In a development that was rarely seen a decade ago, redistricting reform is even taking root at the local level. As with state legislatures, the default rule for local government is still that politicians get to draw their own districts. In other words, the city council draws its own council districts, the county board its own supervisorial districts, and so on. But local politicians are no more immune to abusing redistricting for their own gain, and we find similar patterns of partisan, racial, and pro-incumbent gerrymandering.

But the adoption of California’s State Commission prompted a ripple of reform up and down the state—sweeping up major jurisdictions like Los Angeles and San Diego counties and cities like Oakland and Sacramento—such that 13 local governments have now adopted redistricting commissions of their own, with a combined population greater than 46 states. While California remains the epicenter of local commission-based redistricting, this reform has also permeated local governments beyond the state’s borders, from Seattle to Santa Fe, and from Austin to Minneapolis.

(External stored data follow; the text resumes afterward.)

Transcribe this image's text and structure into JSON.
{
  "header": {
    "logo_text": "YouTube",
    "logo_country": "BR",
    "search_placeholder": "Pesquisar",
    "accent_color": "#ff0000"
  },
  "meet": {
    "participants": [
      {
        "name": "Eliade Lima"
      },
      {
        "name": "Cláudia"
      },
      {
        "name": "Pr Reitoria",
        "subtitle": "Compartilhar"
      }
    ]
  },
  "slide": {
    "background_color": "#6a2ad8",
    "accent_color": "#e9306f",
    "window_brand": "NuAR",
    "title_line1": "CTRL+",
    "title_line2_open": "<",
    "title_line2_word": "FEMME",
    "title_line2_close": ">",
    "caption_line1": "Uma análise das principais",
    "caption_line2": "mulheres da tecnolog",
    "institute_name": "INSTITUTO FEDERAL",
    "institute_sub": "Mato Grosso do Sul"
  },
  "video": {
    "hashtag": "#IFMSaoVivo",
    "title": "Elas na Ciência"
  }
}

Redistricting commissions, of course, aren’t panaceas for all the problems of contemporary American elections and the various ways politics enter the picture. From candidates embracing a toxic brand of political rhetoric, to the flood of Super PAC spending dominating our elections, to voting policies designed to suppress voter turnout, there’s a lot of democratic housekeeping that needs to be done.

Even so, the role that independent redistricting has played in recent months and years has taught us two crucial lessons, ones we ought to carry with us. First, redistricting reform is a key ingredient to making our political system responsive to voters. According to a Brennan Center analysis, almost 75 percent of U.S. House seats that changed party hands in 2018 were drawn by a court or a redistricting commission, not politicians. Second, redistricting reform can win—and can be a source of unity. Collectively, the three state commission redistricting reform measures that passed last November enjoyed broad and bipartisan public support; in addition, H.R. 1, House Democrats’ first bill, includes a requirement that states use independent redistricting commissions going forward.

All of this is deeply encouraging. In a democracy, after all, elected officials ought to be representative of, and responsive to, the voters.

There’s an old political adage that says, “As California goes, so goes the nation.” When it comes to redistricting at least, let’s hope that continues to be the case in the years ahead.